Top executives are more strategic and when they have an opportunity with a client,
they are natural “Third Year First” thinkers.

 

Let me finish by touching on the main reason empathy does not take root in your salespeople and “Third Year First” gets resistance. I can capture it in one word: quota. The pressure to hit quota robs the salesperson of their ability to think “Third Year First.” The thing is, we need quotas to manage the company. I am not going to advocate for a quota-less system, but I will say between a world of “no immediate quota” (“First Year Third”) and a strict monthly quota system lies a wide range of choices. Explore this gray area with your team to pull them out of an empathy robbing month-to-month quota focus. If you need help with this idea, let me know.

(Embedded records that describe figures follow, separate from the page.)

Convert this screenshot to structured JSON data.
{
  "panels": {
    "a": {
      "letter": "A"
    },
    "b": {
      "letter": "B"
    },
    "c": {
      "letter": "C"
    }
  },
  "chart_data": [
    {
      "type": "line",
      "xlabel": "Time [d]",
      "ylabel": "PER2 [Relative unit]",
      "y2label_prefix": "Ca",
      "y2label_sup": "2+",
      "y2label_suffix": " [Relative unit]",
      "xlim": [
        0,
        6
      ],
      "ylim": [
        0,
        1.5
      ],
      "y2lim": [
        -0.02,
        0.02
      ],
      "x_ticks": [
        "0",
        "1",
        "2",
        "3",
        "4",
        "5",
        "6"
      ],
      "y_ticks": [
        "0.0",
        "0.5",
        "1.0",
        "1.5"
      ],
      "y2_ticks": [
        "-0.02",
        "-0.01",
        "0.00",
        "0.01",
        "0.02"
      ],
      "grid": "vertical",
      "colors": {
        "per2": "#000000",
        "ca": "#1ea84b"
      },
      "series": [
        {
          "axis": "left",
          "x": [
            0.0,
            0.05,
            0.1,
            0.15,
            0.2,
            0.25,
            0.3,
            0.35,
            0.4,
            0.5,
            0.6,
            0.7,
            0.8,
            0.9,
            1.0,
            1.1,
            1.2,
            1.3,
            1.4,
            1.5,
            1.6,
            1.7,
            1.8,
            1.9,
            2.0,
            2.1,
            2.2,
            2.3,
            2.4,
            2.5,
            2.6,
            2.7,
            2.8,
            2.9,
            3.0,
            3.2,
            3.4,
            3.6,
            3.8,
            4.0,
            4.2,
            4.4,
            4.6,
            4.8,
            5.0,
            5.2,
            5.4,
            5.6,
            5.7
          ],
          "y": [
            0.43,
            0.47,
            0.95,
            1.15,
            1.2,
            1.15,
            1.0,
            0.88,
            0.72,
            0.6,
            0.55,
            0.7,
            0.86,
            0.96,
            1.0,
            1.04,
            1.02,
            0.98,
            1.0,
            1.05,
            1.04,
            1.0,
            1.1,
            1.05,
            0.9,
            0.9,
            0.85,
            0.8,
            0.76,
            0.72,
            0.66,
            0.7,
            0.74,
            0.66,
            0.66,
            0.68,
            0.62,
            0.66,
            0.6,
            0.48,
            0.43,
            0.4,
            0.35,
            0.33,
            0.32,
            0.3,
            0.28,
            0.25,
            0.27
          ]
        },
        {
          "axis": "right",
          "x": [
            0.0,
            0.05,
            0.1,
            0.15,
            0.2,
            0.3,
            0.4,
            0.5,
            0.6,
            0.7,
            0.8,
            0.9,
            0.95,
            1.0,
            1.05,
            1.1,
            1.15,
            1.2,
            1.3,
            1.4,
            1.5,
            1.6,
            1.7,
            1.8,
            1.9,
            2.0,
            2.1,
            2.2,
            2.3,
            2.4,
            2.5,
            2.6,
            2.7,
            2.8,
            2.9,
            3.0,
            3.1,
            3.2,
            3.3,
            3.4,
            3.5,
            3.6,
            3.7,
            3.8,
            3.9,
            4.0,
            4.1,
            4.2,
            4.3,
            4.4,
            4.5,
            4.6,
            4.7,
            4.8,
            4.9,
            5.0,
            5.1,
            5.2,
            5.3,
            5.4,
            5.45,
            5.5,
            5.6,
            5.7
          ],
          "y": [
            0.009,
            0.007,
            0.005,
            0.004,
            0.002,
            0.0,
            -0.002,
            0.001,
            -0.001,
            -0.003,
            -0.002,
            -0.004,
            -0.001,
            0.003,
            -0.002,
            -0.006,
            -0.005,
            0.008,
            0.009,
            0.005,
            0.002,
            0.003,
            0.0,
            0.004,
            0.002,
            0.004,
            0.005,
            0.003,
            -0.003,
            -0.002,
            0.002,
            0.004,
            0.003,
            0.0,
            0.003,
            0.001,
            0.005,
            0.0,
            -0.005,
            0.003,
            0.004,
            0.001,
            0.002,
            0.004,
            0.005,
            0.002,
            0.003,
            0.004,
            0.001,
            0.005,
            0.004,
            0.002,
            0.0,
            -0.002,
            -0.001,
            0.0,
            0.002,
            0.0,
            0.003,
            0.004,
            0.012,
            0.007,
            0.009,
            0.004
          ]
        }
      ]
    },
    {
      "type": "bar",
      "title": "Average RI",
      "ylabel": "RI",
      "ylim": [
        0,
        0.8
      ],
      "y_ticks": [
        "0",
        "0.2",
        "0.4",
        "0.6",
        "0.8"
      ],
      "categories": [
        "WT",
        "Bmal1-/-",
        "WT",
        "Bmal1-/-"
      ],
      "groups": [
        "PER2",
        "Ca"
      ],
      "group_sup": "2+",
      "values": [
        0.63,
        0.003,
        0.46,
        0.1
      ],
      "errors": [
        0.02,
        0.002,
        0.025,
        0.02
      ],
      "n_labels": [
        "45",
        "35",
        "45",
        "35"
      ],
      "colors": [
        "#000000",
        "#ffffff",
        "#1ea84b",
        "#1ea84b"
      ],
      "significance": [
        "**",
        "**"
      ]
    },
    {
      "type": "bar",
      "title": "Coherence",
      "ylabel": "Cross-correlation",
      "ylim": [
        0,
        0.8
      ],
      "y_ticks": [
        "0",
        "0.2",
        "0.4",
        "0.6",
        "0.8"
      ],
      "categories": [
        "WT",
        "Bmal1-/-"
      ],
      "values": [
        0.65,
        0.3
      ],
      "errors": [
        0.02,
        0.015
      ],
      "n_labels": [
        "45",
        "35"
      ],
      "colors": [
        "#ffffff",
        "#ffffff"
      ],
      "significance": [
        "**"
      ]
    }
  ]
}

Saying my “Third Year First” mnemonic is simple yet effective is a bold challenge to issue, but it works. We know that behaviors are not innate and unchangeable. Research tells us behaviors are heavily influenced by environment and circumstance. What “Third Year First” lets you do as a manager is to structure your environment in a way to give your salespeople a chance to exhibit innate empathetic behaviors. When you task them to think about focusing on a long-term result with clients, their deals get more interesting, the deals come in faster, deals tend to be bigger and there’s less negotiation in the end.

Next year, give your sales team the power to predict the future by forcing them to think about what the Third Year looks like, then let them come up with the first steps to take in order to make it happen.

The idea is simple, but not easy, just like the Golden Rule.